Por fazerem um espetáculo criativo, grandioso e autêntico, as escolas de samba são excelentes vitrines por meio das quais as empresas podem "vender" suas marcas. E isso as escolas não podem perder de vista, para que a relação de troca entre elas e os patrocinadores seja negociada em pé de igualdade, onde todos saiam ganhando.
O patrocínio é sempre um bom negócio para as empresas, mas só é uma boa solução para as escolas quando ele soma. E, para que isso aconteça, as comunidades devem ser empoderadas e se apropriar do resultado de seu trabalho.

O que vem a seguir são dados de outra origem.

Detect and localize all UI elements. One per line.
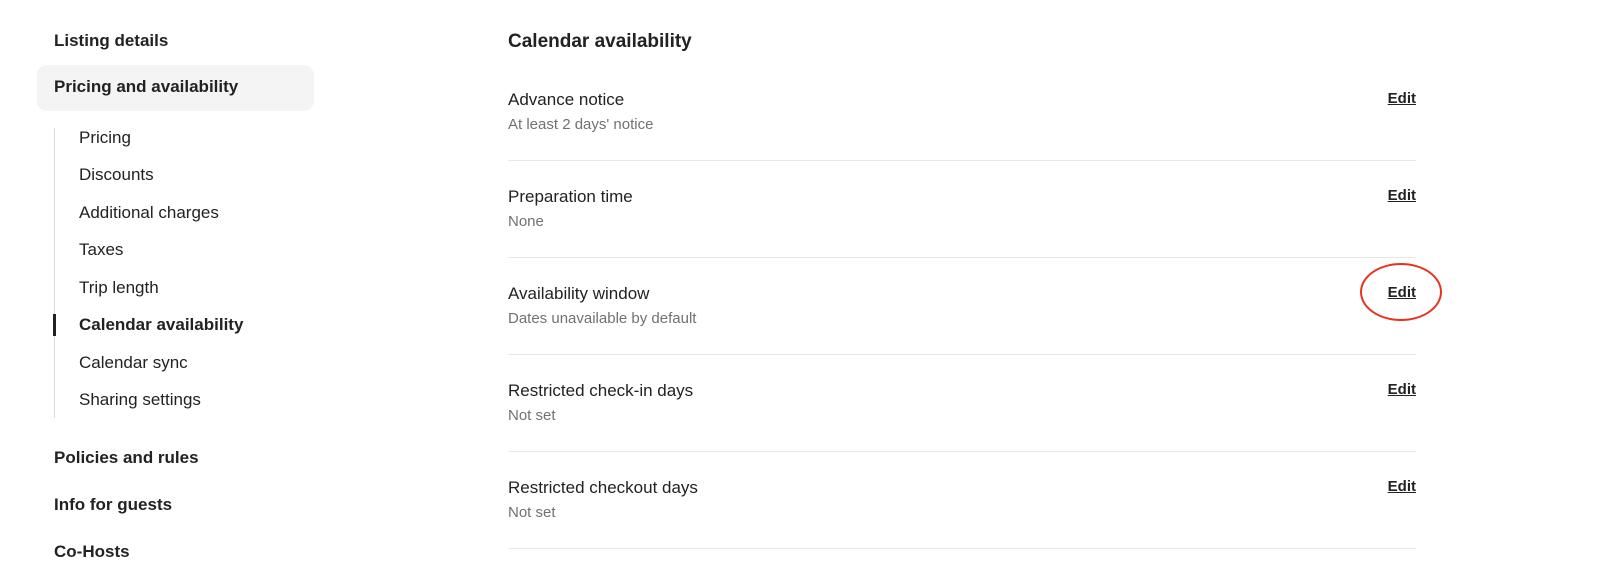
edit-restricted-checkout-days-button[interactable]: Edit: [1388, 478, 1416, 495]
setting-row-preparation-time: Preparation time None Edit: [508, 187, 1416, 258]
setting-label: Preparation time: [508, 187, 633, 206]
active-indicator: [53, 314, 56, 336]
sidebar-item-label: Pricing and availability: [54, 77, 239, 96]
sidebar-item-policies-and-rules[interactable]: Policies and rules: [54, 448, 199, 468]
setting-row-advance-notice: Advance notice At least 2 days' notice E…: [508, 90, 1416, 161]
edit-advance-notice-button[interactable]: Edit: [1388, 90, 1416, 107]
setting-label: Restricted checkout days: [508, 478, 698, 497]
setting-value: Dates unavailable by default: [508, 310, 697, 327]
sidebar-item-co-hosts[interactable]: Co-Hosts: [54, 542, 130, 562]
subnav-item-trip-length[interactable]: Trip length: [79, 278, 159, 298]
subnav-item-sharing-settings[interactable]: Sharing settings: [79, 390, 201, 410]
subnav-item-calendar-availability[interactable]: Calendar availability: [79, 315, 243, 335]
setting-value: Not set: [508, 504, 556, 521]
sidebar: Listing details Pricing and availability…: [0, 0, 330, 578]
subnav-item-taxes[interactable]: Taxes: [79, 240, 123, 260]
setting-row-availability-window: Availability window Dates unavailable by…: [508, 284, 1416, 355]
setting-row-restricted-check-in-days: Restricted check-in days Not set Edit: [508, 381, 1416, 452]
edit-restricted-check-in-days-button[interactable]: Edit: [1388, 381, 1416, 398]
edit-availability-window-button[interactable]: Edit: [1388, 284, 1416, 301]
setting-value: None: [508, 213, 544, 230]
sidebar-item-listing-details[interactable]: Listing details: [54, 31, 168, 51]
setting-value: Not set: [508, 407, 556, 424]
edit-preparation-time-button[interactable]: Edit: [1388, 187, 1416, 204]
sidebar-subnav: Pricing Discounts Additional charges Tax…: [53, 128, 315, 418]
subnav-item-calendar-sync[interactable]: Calendar sync: [79, 353, 188, 373]
subnav-item-discounts[interactable]: Discounts: [79, 165, 154, 185]
page-title: Calendar availability: [508, 31, 692, 52]
setting-label: Availability window: [508, 284, 650, 303]
setting-label: Advance notice: [508, 90, 625, 109]
sidebar-item-info-for-guests[interactable]: Info for guests: [54, 495, 172, 515]
setting-row-restricted-checkout-days: Restricted checkout days Not set Edit: [508, 478, 1416, 549]
setting-value: At least 2 days' notice: [508, 116, 654, 133]
subnav-item-additional-charges[interactable]: Additional charges: [79, 203, 219, 223]
subnav-item-pricing[interactable]: Pricing: [79, 128, 131, 148]
setting-label: Restricted check-in days: [508, 381, 694, 400]
sidebar-item-pricing-and-availability[interactable]: Pricing and availability: [37, 65, 314, 111]
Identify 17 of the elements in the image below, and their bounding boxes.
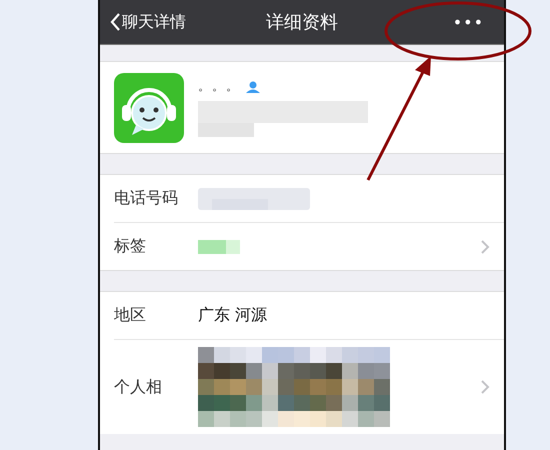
region-value: 广东 河源 bbox=[198, 305, 268, 326]
page-title: 详细资料 bbox=[266, 11, 338, 34]
row-label: 地区 bbox=[114, 305, 147, 326]
more-button[interactable]: ••• bbox=[446, 12, 490, 32]
row-label: 电话号码 bbox=[114, 188, 179, 209]
list-row[interactable]: 地区 广东 河源 bbox=[100, 292, 504, 339]
avatar-icon bbox=[114, 72, 184, 142]
back-icon bbox=[110, 13, 120, 31]
list-row[interactable]: 标签 bbox=[100, 223, 504, 270]
row-label: 个人相 bbox=[114, 376, 163, 398]
row-label: 标签 bbox=[114, 236, 147, 257]
tag-chip bbox=[198, 240, 240, 254]
person-icon bbox=[246, 80, 260, 92]
contact-name: 。。。 bbox=[198, 78, 240, 95]
back-button[interactable]: 聊天详情 bbox=[100, 10, 192, 34]
list-row[interactable]: 电话号码 bbox=[100, 175, 504, 222]
list-row[interactable]: 个人相 bbox=[100, 340, 504, 434]
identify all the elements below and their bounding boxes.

Aí se faz necessária a adoção de políticas voltadas para essas comunidades.
Afinal, o Carnaval é a festa mais popular e simbólica do nosso país e patrimônio imaterial da cultura brasileira. Além disso, movimenta a economia, gera emprego, trabalho e renda.
Portanto, nada mais justo que o poder público tenha um olhar especial voltado para as pessoas que dedicam suas vidas à realização desse espetáculo.
Sim, o patrocínio ameaça o Carnaval, mas só se o Estado não cumprir o seu papel e se os empresários não tiverem visão suficiente para perceber que o que faz dos desfiles de escola de samba um grande espetáculo é justamente o fato de essas agremiações e seus artistas se sentirem livres para criar e fazer sua arte da forma que sempre fizeram.